In a Ukrainian forest, soldiers push back against Russia's deadly advance
NewsIn the Serebryansʹkyy forest, in the northeast of the country, Ukrainian troops are outnumbered and outgunned as they try to contain a Russian offensive.
A few hours after leaving the front line of his brigade's positions in the middle of the Serebryansʹkyy forest, a colonel, who requested anonymity, looked exhausted and pounced on a bottle of water and a piece of meat in the bunker that served as his command center. Once satiated, he described arriving with his men on the afternoon of Thursday, July 27, and his surprise at being caught in a massive artillery barrage signaling the imminent launch of a new Russian assault against Ukrainian positions. A decision had to be made quickly.
He promptly decided to withdraw to the rear, at the risk of being hit by the mortar shells falling heavily around him. A few minutes later, when he had reached a makeshift shelter, he remembered a huge explosion and the other men's astonishment. Only later would he be informed that a Russian BTR-MD Rakushka, an armored personnel carrier, had just been blown up on a Ukrainian mine during an attempt to breach their defenses.
The next day, in the headquarters of the brigade recently deployed at one of the most violent points of the front line in northeastern Ukraine, the commander proudly indicated on a map the location of the previous day's explosion, around a hundred meters from where he was positioned. It's hard to think that his soldiers from his brigade had laid the mine that blew up the BTR-MD only the day before the attack. The colonel seemed to have regained his composure after narrowly escaping death. "We're outnumbered, we don't have their firepower, we have to be better," he explained to his soldiers, justifying his ventures into extremely risky positions. "I am here to support my men in battle," he said soberly.

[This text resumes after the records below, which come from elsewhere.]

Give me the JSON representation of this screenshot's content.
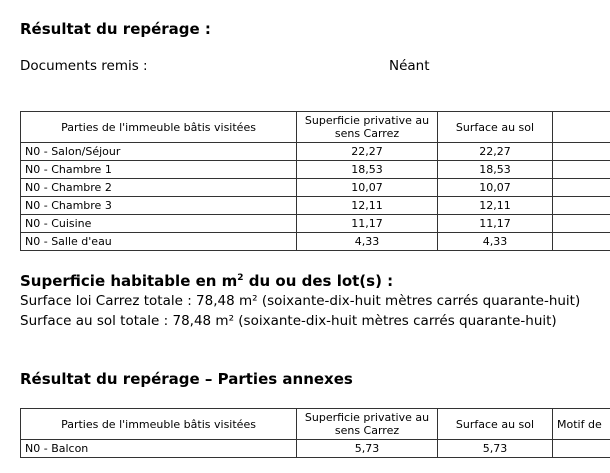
{
  "section1": {
    "title": "Résultat du repérage :",
    "documents_label": "Documents remis :",
    "documents_value": "Néant"
  },
  "table1": {
    "headers": [
      "Parties de l'immeuble bâtis visitées",
      "Superficie privative au sens Carrez",
      "Surface au sol",
      ""
    ],
    "rows": [
      [
        "N0 - Salon/Séjour",
        "22,27",
        "22,27"
      ],
      [
        "N0 - Chambre 1",
        "18,53",
        "18,53"
      ],
      [
        "N0 - Chambre 2",
        "10,07",
        "10,07"
      ],
      [
        "N0 - Chambre 3",
        "12,11",
        "12,11"
      ],
      [
        "N0 - Cuisine",
        "11,17",
        "11,17"
      ],
      [
        "N0 - Salle d'eau",
        "4,33",
        "4,33"
      ]
    ]
  },
  "section2": {
    "title_main": "Superficie habitable en m",
    "title_sup": "2",
    "title_rest": " du ou des lot(s) :",
    "line1": "Surface loi Carrez totale : 78,48 m² (soixante-dix-huit mètres carrés quarante-huit)",
    "line2": "Surface au sol totale : 78,48 m² (soixante-dix-huit mètres carrés quarante-huit)"
  },
  "section3": {
    "title": "Résultat du repérage – Parties annexes"
  },
  "table2": {
    "headers": [
      "Parties de l'immeuble bâtis visitées",
      "Superficie privative au sens Carrez",
      "Surface au sol",
      "Motif de"
    ],
    "rows": [
      [
        "N0 - Balcon",
        "5,73",
        "5,73",
        ""
      ]
    ]
  }
}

The officer visits the highly risky positions of his soldiers, deployed on the front line through the forest and exposed to constant shelling, out of a sense of duty and to "boost their motivation and courage." Indeed, it takes courage and determination to hold these positions, hastily dug in by Ukrainian soldiers, positions which they are constantly changing through this forest where the two enemy armies face each other in this infernal battle of constant bombardments and repeated assaults.
Shifting front line
While Ukraine is managing, at the cost of heavy losses, to recover villages in the south of the country, here in the Kreminna region, Moscow's forces are conversely trying to break through the Ukrainian army's front lines. The small Ukrainian town, occupied since the start of Russia's invasion, has become a logistics hub for the Russian army.